33 Responses to “Cameron’s rush to outsource threatens our public services”

  1. Jackie Fleming

    Cameron’s rush to outsource threatens our public services http://bit.ly/dPYtZS

  2. Michael Turner

    RT @Jackielive: Cameron’s rush to outsource threatens our public services http://bit.ly/dPYtZS

  3. Jon Purdom/Paco Saez

    RT @leftfootfwd: Cameron's rush to outsource threatens our public services: http://bit.ly/gfHxpE by @UniteTheUnion's John Earls

  4. barnet_unison

    RT @Jackielive: Cameron’s rush to outsource threatens our public services http://bit.ly/dPYtZS

  5. Jon Purdom

    The government’s disregard to its own code is disturbing, but not surprising given the total contempt with which it has treated public opinion over the past 10 months. The cuts to council budgets and services, together with the potential privatisation of just about everything is targeted directly at the poorest and most vulnerable members of society.

    These people – and the professionals who have a responsibility for looking after their welfare should be given a proper opportunity for meaningful consultation. Instead the government seems hell bent on taking the advice of the corporate lobby that has donated millions to the Tory’s funds. In any other field this would be considered to be shemeless corruption, but because it is government, we shrug and say “well, it’s been done like that for years and years”.

    Not good enough. I’m a member of the public, I’m a taxpayer and I’m a potential user of many of the services that the government is about to throw into the realm of EU competition law. I demand that my views be heard and be given resonable consideration. I’m not being presented with a fait accompli because of some excuse about the urgency of dealing with the deficit.
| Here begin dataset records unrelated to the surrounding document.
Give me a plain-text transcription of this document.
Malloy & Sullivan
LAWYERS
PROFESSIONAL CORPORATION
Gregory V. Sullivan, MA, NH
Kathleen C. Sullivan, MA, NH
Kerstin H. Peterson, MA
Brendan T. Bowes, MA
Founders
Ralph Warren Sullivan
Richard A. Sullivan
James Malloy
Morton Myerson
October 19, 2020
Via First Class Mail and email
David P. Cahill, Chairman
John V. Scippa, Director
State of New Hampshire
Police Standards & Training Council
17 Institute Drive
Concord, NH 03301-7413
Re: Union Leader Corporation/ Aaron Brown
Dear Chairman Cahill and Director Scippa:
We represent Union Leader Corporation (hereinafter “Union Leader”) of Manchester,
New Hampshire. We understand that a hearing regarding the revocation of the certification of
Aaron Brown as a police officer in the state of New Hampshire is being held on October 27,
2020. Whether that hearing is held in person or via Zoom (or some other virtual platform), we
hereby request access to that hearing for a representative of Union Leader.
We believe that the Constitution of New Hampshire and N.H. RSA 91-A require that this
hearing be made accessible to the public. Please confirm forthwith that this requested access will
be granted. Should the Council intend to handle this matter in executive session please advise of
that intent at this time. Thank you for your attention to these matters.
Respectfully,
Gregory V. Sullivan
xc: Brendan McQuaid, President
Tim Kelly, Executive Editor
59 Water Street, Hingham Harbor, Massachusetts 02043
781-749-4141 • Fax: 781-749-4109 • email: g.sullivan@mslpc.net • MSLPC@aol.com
    I will be marching on the 26th of this month – and no doubt on many other days after that. I will encourage my union (Unite) to challenge many of these changes under human rights and discrimination legislation. And I, and many thousands of others like me will write, e-mail, tweet, blog and do whatever is necessary over the next 4 years to let people know that I believe that this government is effectively in the pocket of CBI rather than listening to the voters.

    Now is the time for the electorate to reclaim our government and our country. This is our day of rage. The ConDems have begun to alienate just about everyone apart from the millionaires and billionaires. They can only play the race card and blame the previous government so many times before these tactics begin to look very lame. This is the people’s time if they will only take ownership of their future.